One of Mexico’s most violent regions is San Miguel Totolapan, a secluded hamlet in Tierra Caliente that is contested by numerous drug trafficking gangs.

In order to secure the release of other prisoners held by the local “Los Tequileros” gang, Totolapan residents kidnapped the mother of the gang boss in 2016.

State Deputy Gabriela Marn was tragically shot by two armed individuals on a motorbike in Cuernavaca as she got out of a car, according to Morelos State Attorney General Uriel Carmona.

Marn, a member of the Morelos Progress party, was reportedly assassinated at a pharmacy in Cuernavaca, according to local media. According to reports, the attack also injured someone who was with Marn.

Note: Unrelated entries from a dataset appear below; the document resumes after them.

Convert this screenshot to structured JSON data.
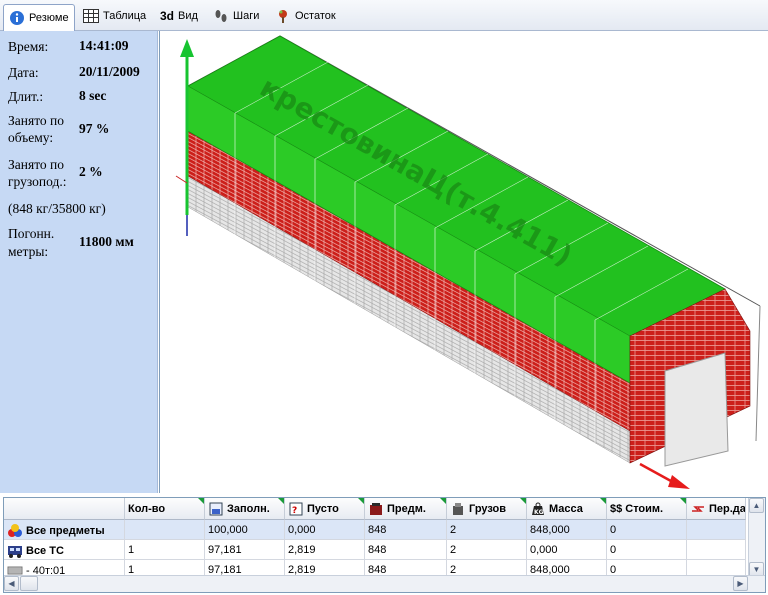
{
  "toolbar": {
    "tabs": [
      {
        "label": "Резюме",
        "icon": "info-icon",
        "active": true
      },
      {
        "label": "Таблица",
        "icon": "table-icon",
        "active": false
      },
      {
        "label": "Вид",
        "icon": "3d-icon",
        "prefix": "3d",
        "active": false
      },
      {
        "label": "Шаги",
        "icon": "steps-icon",
        "active": false
      },
      {
        "label": "Остаток",
        "icon": "remainder-icon",
        "active": false
      }
    ]
  },
  "summary": {
    "time_label": "Время:",
    "time_value": "14:41:09",
    "date_label": "Дата:",
    "date_value": "20/11/2009",
    "duration_label": "Длит.:",
    "duration_value": "8 sec",
    "volume_label_1": "Занято по",
    "volume_label_2": "объему:",
    "volume_value": "97 %",
    "load_label_1": "Занято по",
    "load_label_2": "грузопод.:",
    "load_value": "2 %",
    "load_detail": "(848 кг/35800 кг)",
    "meters_label_1": "Погонн.",
    "meters_label_2": "метры:",
    "meters_value": "11800 мм"
  },
  "view3d": {
    "cargo_label": "крестовинаЦ(т.4.411)",
    "colors": {
      "top": "#22c11f",
      "brick": "#cc1f1a",
      "white": "#e3e3e3",
      "axis_green": "#17c430",
      "axis_red": "#e61c1c",
      "axis_blue": "#1a2aa8"
    }
  },
  "grid": {
    "headers": [
      {
        "label": "",
        "icon": ""
      },
      {
        "label": "Кол-во",
        "icon": ""
      },
      {
        "label": "Заполн.",
        "icon": "fill-icon"
      },
      {
        "label": "Пусто",
        "icon": "empty-icon"
      },
      {
        "label": "Предм.",
        "icon": "items-icon"
      },
      {
        "label": "Грузов",
        "icon": "cargo-icon"
      },
      {
        "label": "Масса",
        "icon": "mass-icon"
      },
      {
        "label": "Стоим.",
        "icon": "cost-icon",
        "prefix": "$$"
      },
      {
        "label": "Пер.дан",
        "icon": "transfer-icon"
      }
    ],
    "rows": [
      {
        "name": "Все предметы",
        "icon": "all-items-icon",
        "cells": [
          "",
          "100,000",
          "0,000",
          "848",
          "2",
          "848,000",
          "0",
          ""
        ],
        "selected": true
      },
      {
        "name": "Все ТС",
        "icon": "all-vehicles-icon",
        "cells": [
          "1",
          "97,181",
          "2,819",
          "848",
          "2",
          "0,000",
          "0",
          ""
        ],
        "selected": false
      },
      {
        "name": "- 40т:01",
        "icon": "truck-icon",
        "cells": [
          "1",
          "97,181",
          "2,819",
          "848",
          "2",
          "848,000",
          "0",
          ""
        ],
        "selected": false
      }
    ]
  }
}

Cuauhtémoc Blanco, the governor of Morelos, denounced the incident and announced via Twitter that security personnel had been sent to look for the perpetrators.

With the deaths of Mendoza and Marn, there have been eight state legislators and 18 mayors killed during López Obrador’s presidency, according to data from Etellekt Consultores.

This week, Mexico’s Congress is debating the president’s request to keep the military in charge of law enforcement until 2028. The effort by López Obrador to hand over leadership of the nominally civilian National Guard to the military was approved by lawmakers last month.